Revenue was up 1.1 per cent to £1.098 billion, driven by growth in the construction sector.

Sales in contract logistics were up slightly to £930.1m. Wincanton saw strong growth in construction with sales up from £106.8m in 2013 to £126.1m last year reflecting growth in the market. Revenue in the retail grocery operations rose to £243.7m from £236.4m. However, general retail was down slightly at £230.5m.

Sales in the tanker and bulk operation were down from £122.9m to £99m reflecting contracts lost the previous year.

Start-ups going live in the year included second convenience distribution centre operations for both Morrisons and J Sainsbury, transport network operations for Coca Cola and warehouse services for US furniture retailer Williams-Sonoma.

Chief executive Eric Born highlighted the fact that Wincanton was becoming the leading 3PL in the convenience grocery sector with its contracts with Morrisons and Sainsbury’s.

Contract renewals included including a fuel distribution contract for Valero, network transport operations for GSK, co-packing and container operations for Procter & Gamble, Pernod Ricard and Brett Landscaping and Building Products.

Wincanton’s specialist business division also showed sales growth.
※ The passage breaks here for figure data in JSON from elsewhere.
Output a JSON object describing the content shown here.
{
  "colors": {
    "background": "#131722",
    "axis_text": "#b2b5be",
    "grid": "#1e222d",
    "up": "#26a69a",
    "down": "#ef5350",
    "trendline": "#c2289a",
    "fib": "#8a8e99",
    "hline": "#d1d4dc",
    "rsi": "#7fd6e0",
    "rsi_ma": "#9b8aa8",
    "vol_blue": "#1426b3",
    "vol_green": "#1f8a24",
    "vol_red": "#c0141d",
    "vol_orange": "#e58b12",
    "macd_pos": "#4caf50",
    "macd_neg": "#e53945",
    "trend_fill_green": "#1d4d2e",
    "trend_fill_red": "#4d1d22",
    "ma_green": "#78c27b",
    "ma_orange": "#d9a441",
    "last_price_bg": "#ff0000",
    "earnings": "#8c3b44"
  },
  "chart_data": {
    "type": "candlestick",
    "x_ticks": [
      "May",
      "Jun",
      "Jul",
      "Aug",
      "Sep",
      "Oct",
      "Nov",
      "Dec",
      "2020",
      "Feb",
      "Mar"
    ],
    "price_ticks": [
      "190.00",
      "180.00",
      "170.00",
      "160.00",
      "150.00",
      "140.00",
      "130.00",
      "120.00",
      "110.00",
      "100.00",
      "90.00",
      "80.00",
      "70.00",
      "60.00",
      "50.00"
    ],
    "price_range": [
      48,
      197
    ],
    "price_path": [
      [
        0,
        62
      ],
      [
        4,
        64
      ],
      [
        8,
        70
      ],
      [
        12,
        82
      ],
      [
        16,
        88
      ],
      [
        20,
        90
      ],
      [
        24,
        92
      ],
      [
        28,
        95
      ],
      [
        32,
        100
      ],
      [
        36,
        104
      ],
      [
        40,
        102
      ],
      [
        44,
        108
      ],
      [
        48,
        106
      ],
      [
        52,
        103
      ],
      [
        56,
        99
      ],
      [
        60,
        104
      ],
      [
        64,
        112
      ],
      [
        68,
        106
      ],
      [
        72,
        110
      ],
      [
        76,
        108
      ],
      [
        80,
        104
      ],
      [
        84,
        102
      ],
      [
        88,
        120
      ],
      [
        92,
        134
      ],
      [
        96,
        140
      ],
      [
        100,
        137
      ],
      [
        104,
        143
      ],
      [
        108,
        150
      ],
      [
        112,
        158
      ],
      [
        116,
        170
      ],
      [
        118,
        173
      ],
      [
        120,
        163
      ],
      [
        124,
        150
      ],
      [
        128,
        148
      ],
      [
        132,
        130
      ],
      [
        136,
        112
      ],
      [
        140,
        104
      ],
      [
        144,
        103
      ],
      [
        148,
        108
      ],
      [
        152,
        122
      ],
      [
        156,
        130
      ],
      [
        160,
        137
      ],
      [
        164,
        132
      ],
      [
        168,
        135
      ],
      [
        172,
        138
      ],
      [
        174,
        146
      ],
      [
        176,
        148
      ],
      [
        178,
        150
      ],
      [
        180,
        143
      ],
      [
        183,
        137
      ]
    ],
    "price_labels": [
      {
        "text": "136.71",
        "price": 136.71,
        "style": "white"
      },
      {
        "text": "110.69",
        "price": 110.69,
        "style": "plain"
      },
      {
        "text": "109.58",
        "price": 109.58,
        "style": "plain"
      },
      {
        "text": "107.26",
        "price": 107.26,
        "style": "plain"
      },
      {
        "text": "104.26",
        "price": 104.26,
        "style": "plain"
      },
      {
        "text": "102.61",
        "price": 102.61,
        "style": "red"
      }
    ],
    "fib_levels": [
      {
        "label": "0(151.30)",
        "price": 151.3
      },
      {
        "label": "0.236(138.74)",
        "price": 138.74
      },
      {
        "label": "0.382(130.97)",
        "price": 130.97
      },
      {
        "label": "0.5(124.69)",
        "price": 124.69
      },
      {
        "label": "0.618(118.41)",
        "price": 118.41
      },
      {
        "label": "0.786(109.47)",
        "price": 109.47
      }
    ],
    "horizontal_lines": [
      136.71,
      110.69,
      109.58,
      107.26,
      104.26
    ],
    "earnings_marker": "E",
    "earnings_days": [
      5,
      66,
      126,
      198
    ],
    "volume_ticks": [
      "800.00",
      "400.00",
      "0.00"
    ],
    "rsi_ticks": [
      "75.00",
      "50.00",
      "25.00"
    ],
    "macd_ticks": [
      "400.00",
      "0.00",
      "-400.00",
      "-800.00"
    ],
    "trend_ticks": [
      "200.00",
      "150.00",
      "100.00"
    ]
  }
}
The container transport operation’s revenue was up from £76.8m to £78.5m despite a weak market. The Pullman fleet management business also saw solid trading with revenue up slightly to £68.6m with contract wins with Asda for around half of its 1800 vehicle home shopping fleet and Argos for HGV repair and maintenance servicing in the second half of the year.

The group cut net debt to £64.9m from £107.6m the year before. The result after tax improved by 171 per cent from a profit of £10.1m to a profit of £27.4m. Chairman Steve Marshall said it was “benefiting from lower interest charges in the year due to lower net debt levels, as well as the net pension gain of £15.8m, principally from the closure of the defined benefit sections of the Group’s pension arrangements to future accrual”.

[asset_ref old_id=”23033″]  Eric Born

Born said: “In the coming year we will continue to enhance our own efforts to build pipeline, win market share and capture customer opportunities through the cross selling of products and services via improved business development structures.

“We will also continue to build on the work undertaken this year to constantly improve the efficiency of our operating model across our three main asset pools of people, property and fleet. Further enhancements from these areas and continued attention to detail on all costs will support improved performance going forward.”